Thursday, March 4, 2010

Day 145: Saints and Saints

Members of the Church of Jesus Christ of Latter-day Saints are often called - by themselves and others - "LDS," "Latter-day Saints," or just "Saints."

I always knew this appellation was distinctive and very different from other Christian "saints," but Tuesday night at a lovely graduate dinner I learned just how different the two are.

Saints in my church are ordinary, flawed people who are trying their best to follow the commandments and the example of Christ, in the way early Christians called each other saints (see Colossians, Ephesians, Acts & Romans).

However, saints in the Catholic Church become saints if they perform a miracle either during or after life (such as people praying to the saint and/or being healed at their grave). The pope must canonize, or declare, someone an official saint (the last pope apparently had a saint fetish, and canonized so many that the present pope has had to de-canonize many unwitting souls). These saints then have churches named after them, and statuary or other memorial art created in their honor (I've seen many of St. Sebastian, perhaps because he provides an interesting, arrow-littered topic for artists).

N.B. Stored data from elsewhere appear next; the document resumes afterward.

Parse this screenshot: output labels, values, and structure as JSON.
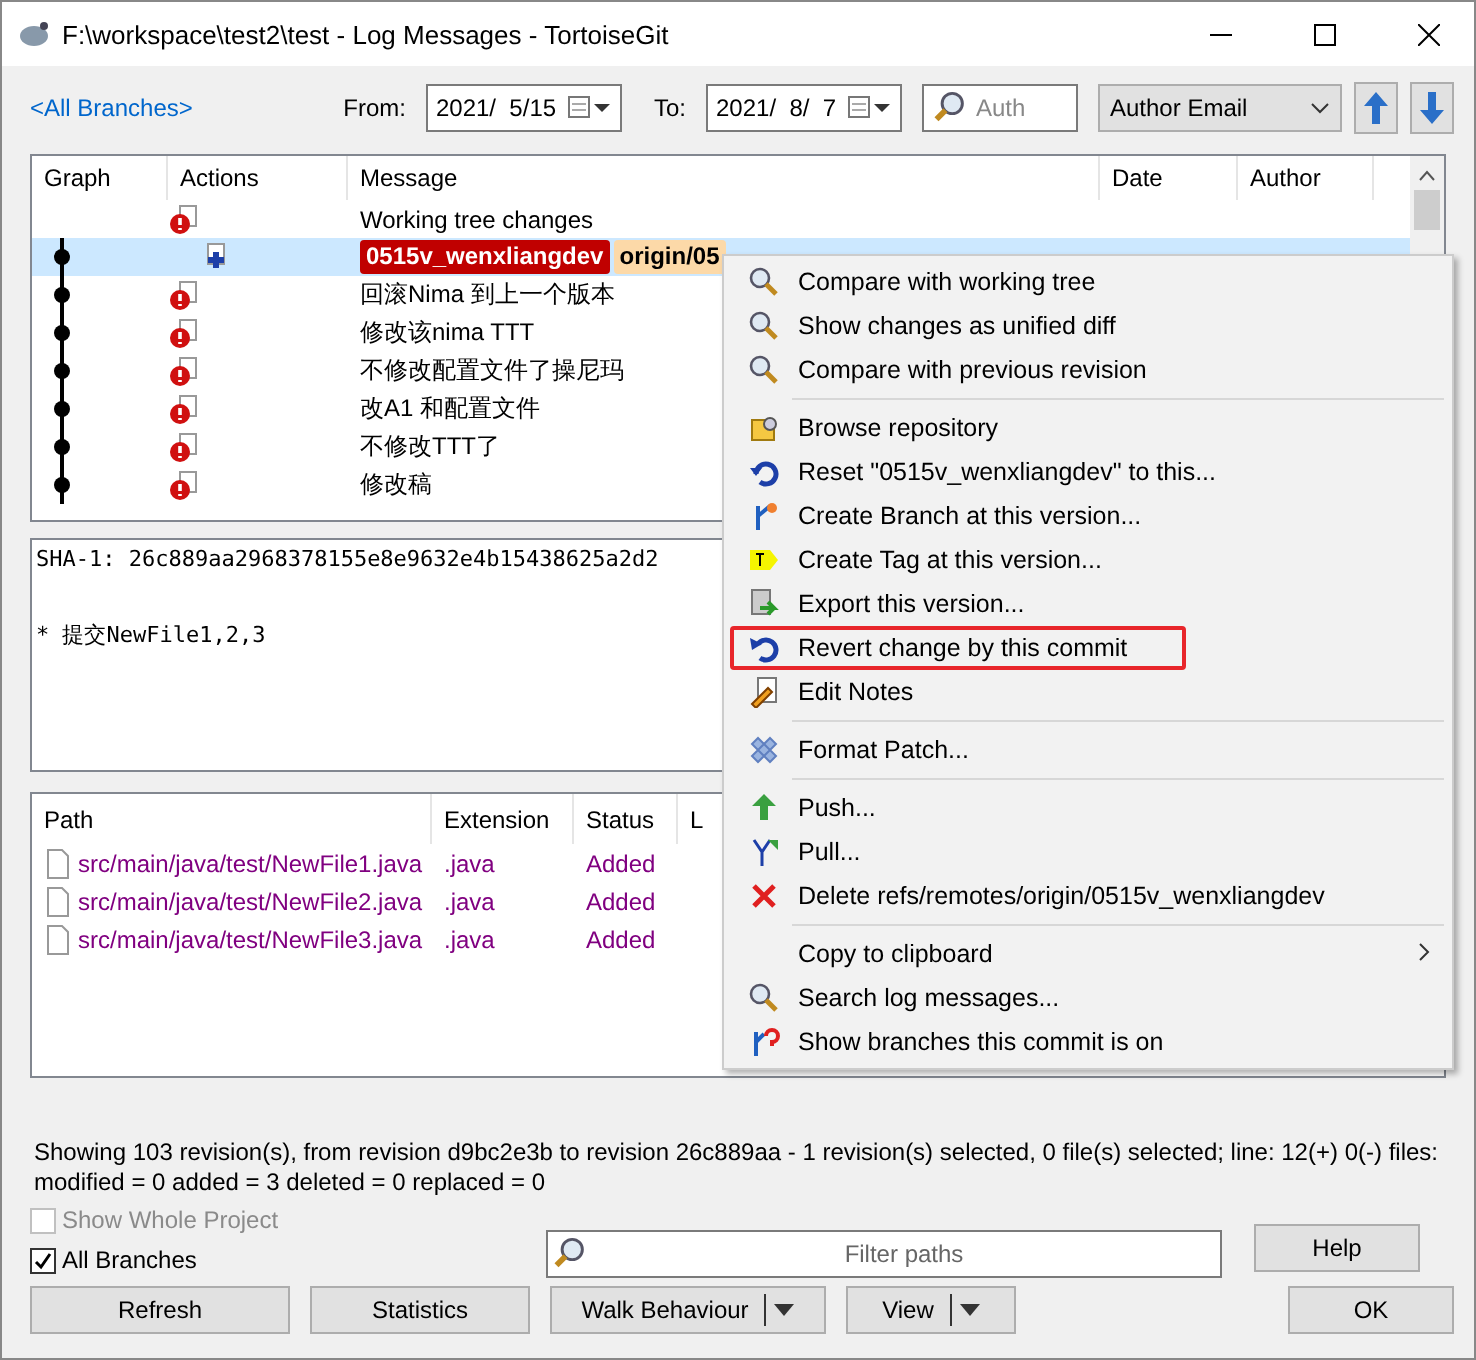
{
  "window": {
    "title": "F:\\workspace\\test2\\test - Log Messages - TortoiseGit"
  },
  "toolbar": {
    "branches_link": "<All Branches>",
    "from_label": "From:",
    "from_date": "2021/  5/15",
    "to_label": "To:",
    "to_date": "2021/  8/  7",
    "search": {
      "placeholder": "Auth"
    },
    "field_select": "Author Email"
  },
  "log": {
    "columns": [
      "Graph",
      "Actions",
      "Message",
      "Date",
      "Author"
    ],
    "rows": [
      {
        "kind": "working",
        "message": "Working tree changes",
        "selected": false,
        "refs": []
      },
      {
        "kind": "head",
        "message": "",
        "selected": true,
        "refs": [
          {
            "label": "0515v_wenxliangdev",
            "color": "#c00000"
          },
          {
            "label": "origin/05",
            "color": "#fcd9a8"
          }
        ]
      },
      {
        "kind": "commit",
        "message": "回滚Nima 到上一个版本",
        "selected": false,
        "refs": []
      },
      {
        "kind": "commit",
        "message": "修改该nima TTT",
        "selected": false,
        "refs": []
      },
      {
        "kind": "commit",
        "message": "不修改配置文件了操尼玛",
        "selected": false,
        "refs": []
      },
      {
        "kind": "commit",
        "message": "改A1 和配置文件",
        "selected": false,
        "refs": []
      },
      {
        "kind": "commit",
        "message": "不修改TTT了",
        "selected": false,
        "refs": []
      },
      {
        "kind": "commit",
        "message": "修改稿",
        "selected": false,
        "refs": []
      }
    ]
  },
  "details": {
    "sha": "SHA-1: 26c889aa2968378155e8e9632e4b15438625a2d2",
    "body": "* 提交NewFile1,2,3"
  },
  "files": {
    "columns": [
      "Path",
      "Extension",
      "Status",
      "L"
    ],
    "rows": [
      {
        "path": "src/main/java/test/NewFile1.java",
        "extension": ".java",
        "status": "Added"
      },
      {
        "path": "src/main/java/test/NewFile2.java",
        "extension": ".java",
        "status": "Added"
      },
      {
        "path": "src/main/java/test/NewFile3.java",
        "extension": ".java",
        "status": "Added"
      }
    ]
  },
  "context_menu": {
    "groups": [
      [
        {
          "label": "Compare with working tree",
          "highlighted": false,
          "has_submenu": false
        },
        {
          "label": "Show changes as unified diff",
          "highlighted": false,
          "has_submenu": false
        },
        {
          "label": "Compare with previous revision",
          "highlighted": false,
          "has_submenu": false
        }
      ],
      [
        {
          "label": "Browse repository",
          "highlighted": false,
          "has_submenu": false
        },
        {
          "label": "Reset \"0515v_wenxliangdev\" to this...",
          "highlighted": false,
          "has_submenu": false
        },
        {
          "label": "Create Branch at this version...",
          "highlighted": false,
          "has_submenu": false
        },
        {
          "label": "Create Tag at this version...",
          "highlighted": false,
          "has_submenu": false
        },
        {
          "label": "Export this version...",
          "highlighted": false,
          "has_submenu": false
        },
        {
          "label": "Revert change by this commit",
          "highlighted": true,
          "has_submenu": false
        },
        {
          "label": "Edit Notes",
          "highlighted": false,
          "has_submenu": false
        }
      ],
      [
        {
          "label": "Format Patch...",
          "highlighted": false,
          "has_submenu": false
        }
      ],
      [
        {
          "label": "Push...",
          "highlighted": false,
          "has_submenu": false
        },
        {
          "label": "Pull...",
          "highlighted": false,
          "has_submenu": false
        },
        {
          "label": "Delete refs/remotes/origin/0515v_wenxliangdev",
          "highlighted": false,
          "has_submenu": false
        }
      ],
      [
        {
          "label": "Copy to clipboard",
          "highlighted": false,
          "has_submenu": true
        },
        {
          "label": "Search log messages...",
          "highlighted": false,
          "has_submenu": false
        },
        {
          "label": "Show branches this commit is on",
          "highlighted": false,
          "has_submenu": false
        }
      ]
    ]
  },
  "status_bar": "Showing 103 revision(s), from revision d9bc2e3b to revision 26c889aa - 1 revision(s) selected, 0 file(s) selected; line: 12(+) 0(-) files: modified = 0 added = 3 deleted = 0 replaced = 0",
  "options": [
    {
      "label": "Show Whole Project",
      "checked": false,
      "disabled": true
    },
    {
      "label": "All Branches",
      "checked": true,
      "disabled": false
    }
  ],
  "filter": {
    "placeholder": "Filter paths"
  },
  "buttons": {
    "help": "Help",
    "refresh": "Refresh",
    "statistics": "Statistics",
    "walk": "Walk Behaviour",
    "view": "View",
    "ok": "OK"
  }
}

My Oxford academic "diary" (calendar) has sometimes up to three "saints" days identified per week. The colleges with more traditional chapels and pastors will do something special, such as include a memorial to the saint, in that day's services. Apparently, however, the Anglican Church has chosen to accept some, but not all of those canonized as saints by the Catholic Church since the break in the 1530s, but it doesn't sound like the monarch as head of the English Church canonizes saints.

In the sense that changes of hearts are miracles, that endurance to the end is a miracle (especially when you follow hard and fast commandments which include restrictive commandments (no premarital sex) and prescriptive commandments (be charitable)), and that miracles of the traditional sort occur when great faith and prayer is applied, perhaps Latter-day Saints, who experience rather than perform miracles through faith on Jesus Christ (the real miracle-maker), could be considered saints of the Catholic canonized sort, without the statuary or intercessory prayers.